Cite as: https://hdl.handle.net/11858/00-001M-0000-0013-D00B-0
Abstract
What happens in primary sensory areas when sensory input is shut down (e.g. primary visual cortex when eyes are closed)? Previous findings from Voltage Sensitive Dye Imaging (VSDI) experiments done on anesthetized cats (Grinvald et al., 1991; Arieli et al., 1995;Arieli et al., 1996; Tsodyks et al., 1999; Kenet et al., 2003) indicated that activity in the visual cortex depends not only on the nature of visual inputs but also on the state of the cortex at the time of stimulation. Furthermore, patterns that looked like orientation columns maps appeared spontaneously. Do those spontaneous cortical states have any functional significance, and what that might be? (Ferster D., 1996; Ringach D.L., 2003) As a natural step we went on to investigate whether those states also occur in the brains of animals that are awake.
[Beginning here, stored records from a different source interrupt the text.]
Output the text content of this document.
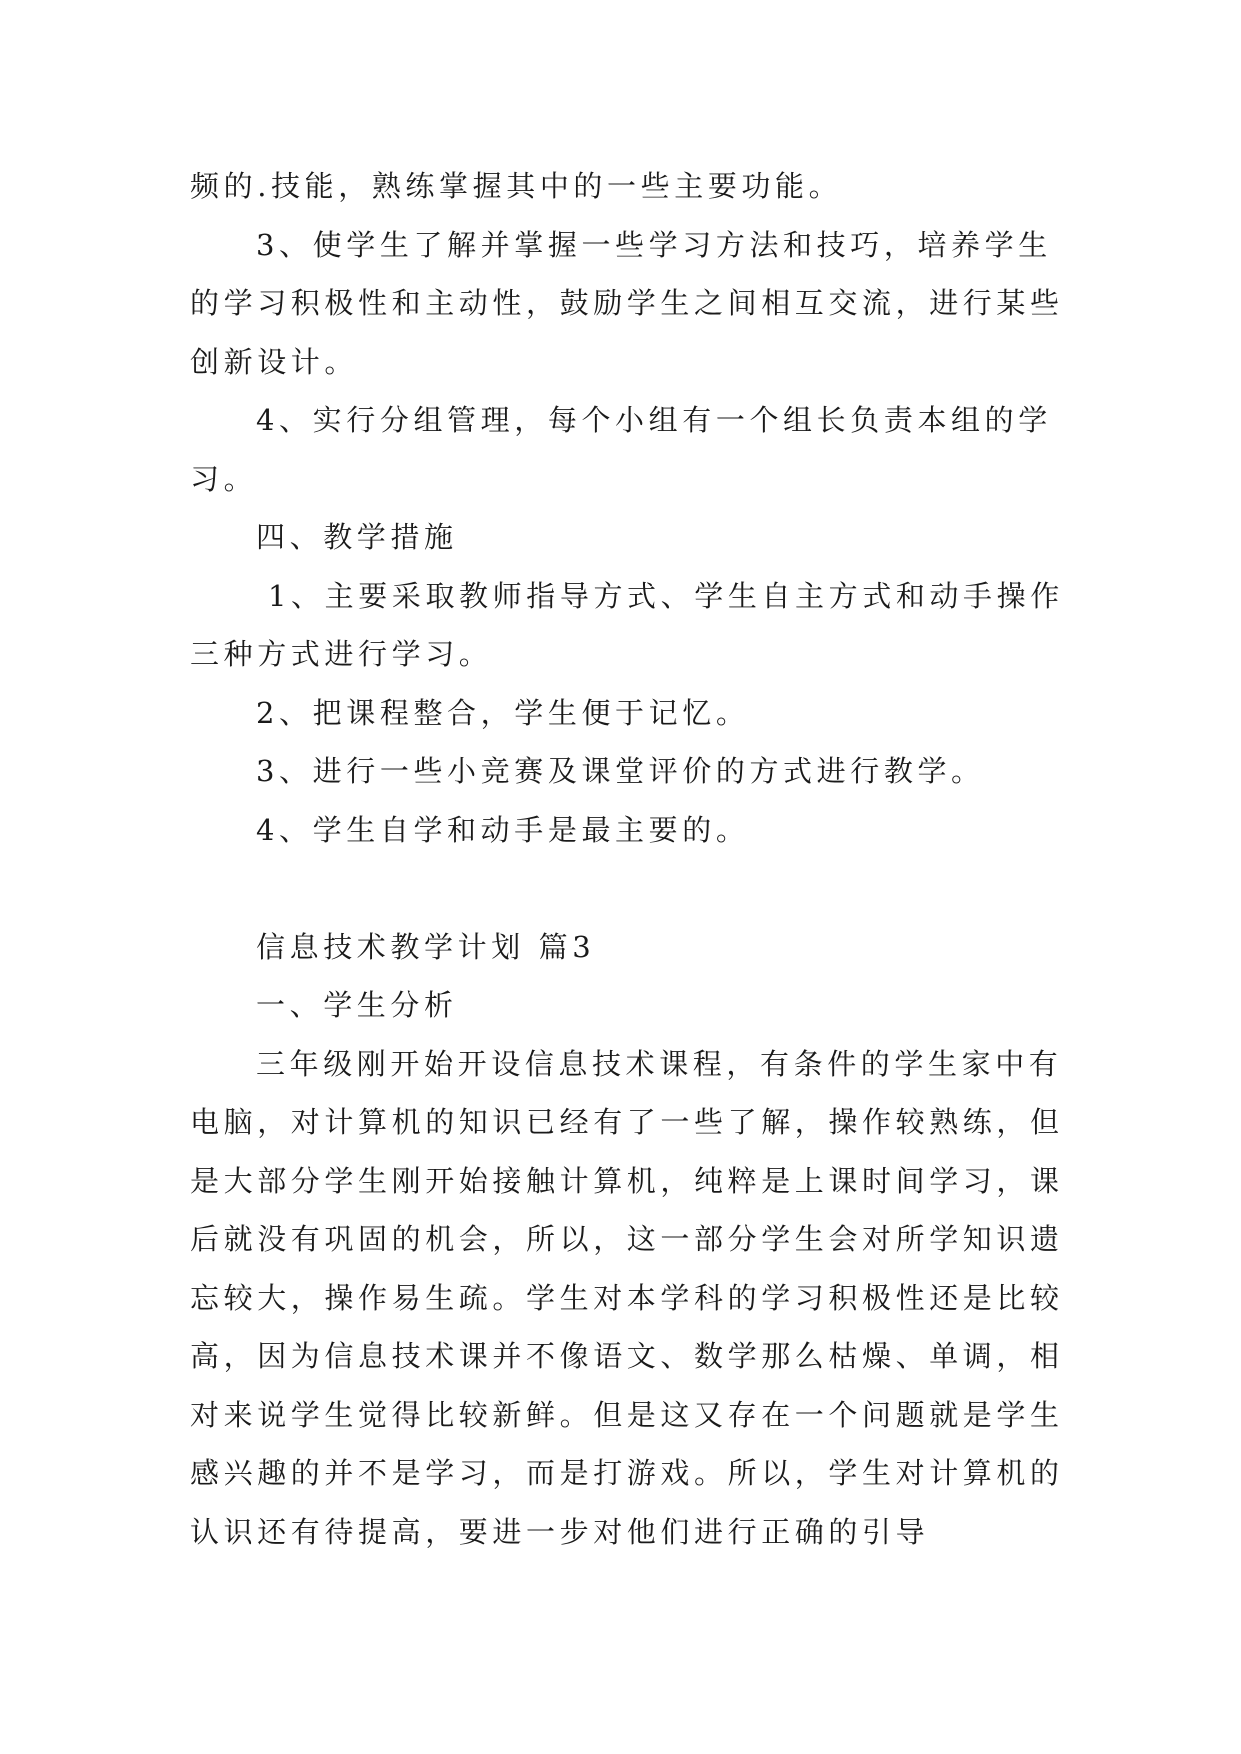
频的.技能，熟练掌握其中的一些主要功能。
3、使学生了解并掌握一些学习方法和技巧，培养学生
的学习积极性和主动性，鼓励学生之间相互交流，进行某些
创新设计。
4、实行分组管理，每个小组有一个组长负责本组的学
习。
四、教学措施
1、主要采取教师指导方式、学生自主方式和动手操作
三种方式进行学习。
2、把课程整合，学生便于记忆。
3、进行一些小竞赛及课堂评价的方式进行教学。
4、学生自学和动手是最主要的。
信息技术教学计划 篇3
一、学生分析
三年级刚开始开设信息技术课程，有条件的学生家中有
电脑，对计算机的知识已经有了一些了解，操作较熟练，但
是大部分学生刚开始接触计算机，纯粹是上课时间学习，课
后就没有巩固的机会，所以，这一部分学生会对所学知识遗
忘较大，操作易生疏。学生对本学科的学习积极性还是比较
高，因为信息技术课并不像语文、数学那么枯燥、单调，相
对来说学生觉得比较新鲜。但是这又存在一个问题就是学生
感兴趣的并不是学习，而是打游戏。所以，学生对计算机的
认识还有待提高，要进一步对他们进行正确的引导
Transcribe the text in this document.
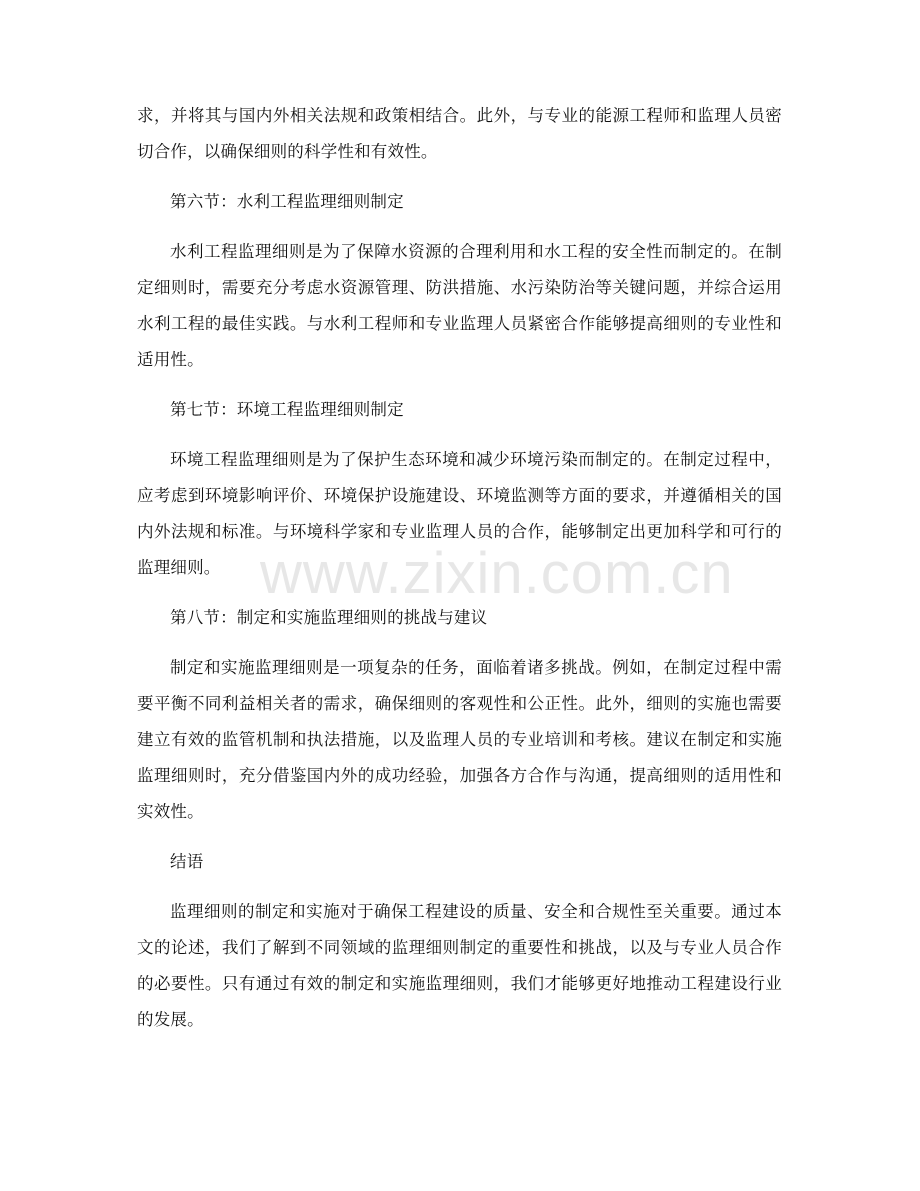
求，并将其与国内外相关法规和政策相结合。此外，与专业的能源工程师和监理人员密切合作，以确保细则的科学性和有效性。

第六节：水利工程监理细则制定

水利工程监理细则是为了保障水资源的合理利用和水工程的安全性而制定的。在制定细则时，需要充分考虑水资源管理、防洪措施、水污染防治等关键问题，并综合运用水利工程的最佳实践。与水利工程师和专业监理人员紧密合作能够提高细则的专业性和适用性。

第七节：环境工程监理细则制定

环境工程监理细则是为了保护生态环境和减少环境污染而制定的。在制定过程中，应考虑到环境影响评价、环境保护设施建设、环境监测等方面的要求，并遵循相关的国内外法规和标准。与环境科学家和专业监理人员的合作，能够制定出更加科学和可行的监理细则。

第八节：制定和实施监理细则的挑战与建议

制定和实施监理细则是一项复杂的任务，面临着诸多挑战。例如，在制定过程中需要平衡不同利益相关者的需求，确保细则的客观性和公正性。此外，细则的实施也需要建立有效的监管机制和执法措施，以及监理人员的专业培训和考核。建议在制定和实施监理细则时，充分借鉴国内外的成功经验，加强各方合作与沟通，提高细则的适用性和实效性。

结语

监理细则的制定和实施对于确保工程建设的质量、安全和合规性至关重要。通过本文的论述，我们了解到不同领域的监理细则制定的重要性和挑战，以及与专业人员合作的必要性。只有通过有效的制定和实施监理细则，我们才能够更好地推动工程建设行业的发展。

www.zixin.com.cn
VSDI was recently implemented also on the awake monkey (Slovin et al., 2002; Seidemann et al., 2002) allowing monitoring of activity from the same patch of cortex for up to a year. In addition, spatio-temporal pattern of cortical activity can be obtained without signal averaging. We investigated the cortical activity in the primary visual cortex of behaving monkeys during both evoked and ongoing conditions. We combined simultaneous VSDI with electrophysiological recordings of local field potentials (LFP) and multi unit activities. In the evoked conditions, the monkeys were trained to fixate for 10s while presented with a full field moving grating, whereas, during the ongoing conditions, the monkeys were trained to sit quietly in a totally dark room while their eyes were covered. We have detected coherent spatio-temporal activity during ongoing activity over the primary visual areas. This ongoing spatio-temporal activity shows its highest correlation to the local-field potentials at the range of the alpha frequency band (9-14 Hz). In comparison to the ongoing activity in the anesthetized preparation the dynamics of the ongoing activity in the awake monkey is much faster, and the coherence-length is much smaller. We have also observed inter-area differences in coherent activity between area V1 and V2. Those results strengthen the hypothesis that the ongoing activity plays an important role in cortical function rather then being epiphenomena of the anesthetized state.